QUANDO A MORTE SE FAZ VIDA

Durante todo o tempo do meu dia, eu penso na morte. Eu vivo muito isso ainda. Pelo vazio que restou, pela ausência física de meu filho, pela solidão, pela tristeza.  Tudo é muito morte, tudo é muito morto.  

Nesta caminhada tenho conseguido dar as mãos a algumas mães que também atravessam seus desertos de sequidão. Desertos do vale da morte.  Há uns meses, uns três, quatro, eu não admitia falar morte, ou filho morto,  ou morreu. Eu usava tantos sinônimos para me referir a sua ausência, menos a morte.

Eu não me permitia pensar na morte, eu pensava na perda, eu pensava que isso nunca seria reparado, mas em morte, não. Doía fundo. Falar da morte então. Nunca, e digo NUNCA dei detalhes a ninguém sobre a morte de meu pai. Fui a unica a ve-lo saindo do mar ainda de pé, olhando para o infinito. Eu tentava me encontrar no olhar dele que ja nao tinha foco. As duas contas verdes dos olhos dele se misturavam no horizonte perdido da morte que se instalava.

A primeira vez que pensei friamente na morte de Rafael, meu estomago embrulhou. Meados de outubro para Novembro de 2011, vendo o processo com as fotos de Rafael e o laudo técnico. Era diferente do óbito, não era um pedaço de papel, meu filho ali estendido era o retrato, a concepção da morte, até então tão abstrata, embora a consequência dela tão real em minha vida.

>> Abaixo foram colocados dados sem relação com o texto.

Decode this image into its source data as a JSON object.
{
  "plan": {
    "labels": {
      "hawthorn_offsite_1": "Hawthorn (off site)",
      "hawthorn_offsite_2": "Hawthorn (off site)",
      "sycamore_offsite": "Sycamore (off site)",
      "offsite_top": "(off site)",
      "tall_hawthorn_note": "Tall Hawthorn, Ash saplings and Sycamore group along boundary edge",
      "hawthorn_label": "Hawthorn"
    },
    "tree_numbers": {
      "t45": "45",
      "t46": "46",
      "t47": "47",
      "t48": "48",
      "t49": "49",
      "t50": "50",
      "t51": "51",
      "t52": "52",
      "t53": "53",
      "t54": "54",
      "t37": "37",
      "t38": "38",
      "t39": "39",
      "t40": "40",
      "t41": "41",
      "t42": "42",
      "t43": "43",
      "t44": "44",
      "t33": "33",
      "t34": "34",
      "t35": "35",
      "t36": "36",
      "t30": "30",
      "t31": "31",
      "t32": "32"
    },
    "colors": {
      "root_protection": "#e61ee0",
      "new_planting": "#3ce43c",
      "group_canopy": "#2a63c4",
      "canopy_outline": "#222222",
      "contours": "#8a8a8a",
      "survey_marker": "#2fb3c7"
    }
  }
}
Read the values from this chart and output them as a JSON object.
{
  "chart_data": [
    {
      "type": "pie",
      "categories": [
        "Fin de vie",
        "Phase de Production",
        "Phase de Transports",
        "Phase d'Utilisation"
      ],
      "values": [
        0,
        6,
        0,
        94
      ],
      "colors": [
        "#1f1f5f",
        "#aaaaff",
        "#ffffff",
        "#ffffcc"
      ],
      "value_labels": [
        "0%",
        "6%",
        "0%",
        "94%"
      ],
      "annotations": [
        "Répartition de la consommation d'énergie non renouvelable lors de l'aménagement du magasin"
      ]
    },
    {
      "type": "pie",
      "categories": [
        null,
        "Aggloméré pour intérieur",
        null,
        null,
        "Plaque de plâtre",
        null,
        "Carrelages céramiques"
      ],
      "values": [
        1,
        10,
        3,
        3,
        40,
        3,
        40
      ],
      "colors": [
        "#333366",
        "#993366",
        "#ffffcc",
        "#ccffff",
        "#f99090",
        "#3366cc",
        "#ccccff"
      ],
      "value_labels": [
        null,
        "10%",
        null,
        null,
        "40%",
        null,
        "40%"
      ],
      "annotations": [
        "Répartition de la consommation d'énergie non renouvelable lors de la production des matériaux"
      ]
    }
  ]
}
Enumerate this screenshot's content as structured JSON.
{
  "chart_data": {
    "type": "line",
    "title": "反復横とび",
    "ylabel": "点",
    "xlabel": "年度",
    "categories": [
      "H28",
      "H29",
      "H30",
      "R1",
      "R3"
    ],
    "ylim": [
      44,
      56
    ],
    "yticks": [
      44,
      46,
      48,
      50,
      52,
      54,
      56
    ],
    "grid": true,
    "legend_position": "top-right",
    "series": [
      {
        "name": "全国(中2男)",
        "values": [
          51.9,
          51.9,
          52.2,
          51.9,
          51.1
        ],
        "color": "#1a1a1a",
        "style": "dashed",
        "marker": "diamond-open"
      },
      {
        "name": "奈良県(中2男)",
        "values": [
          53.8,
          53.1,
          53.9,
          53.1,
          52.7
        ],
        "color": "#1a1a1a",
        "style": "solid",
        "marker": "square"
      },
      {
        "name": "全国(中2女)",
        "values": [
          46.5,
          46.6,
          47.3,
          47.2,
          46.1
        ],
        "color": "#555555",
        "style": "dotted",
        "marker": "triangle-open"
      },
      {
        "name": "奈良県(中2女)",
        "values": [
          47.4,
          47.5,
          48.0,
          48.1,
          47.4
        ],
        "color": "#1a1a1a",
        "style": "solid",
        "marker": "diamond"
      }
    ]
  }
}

Hoje ao conversar com algumas mães, quando falamos, hora do óbito, causa do óbito, circunstancias do óbito. Ou meu filho morreu, quando meu filho morreu, depois que meu filho morreu. Eu pronuncio essas coisas e não é natural, é como se arrancassem de meu estomago cada letra pra formar essa palavra. Não é entendível dizer que estão mortos se vivem desse jeito dentro da gente.  Quando as pessoas dizem que tem a sensação de que eles vão voltar , vão abrir a porta a qualquer momento, etc.  Eu digo sempre que não tive a sensação, mas tenho o desejo de que isso aconteça todos os dias, era como se eu desejasse um antídoto para que as letras que formam a palavra morte não pudessem ser pronunciadas.


E nestes meus devaneios, eu sempre penso, na morte mas do que o que eu desejaria, e assim pensar na morte se mistura em pensar na vida, na vida que Rafa deixou para trás, e na minha que não segue em frente.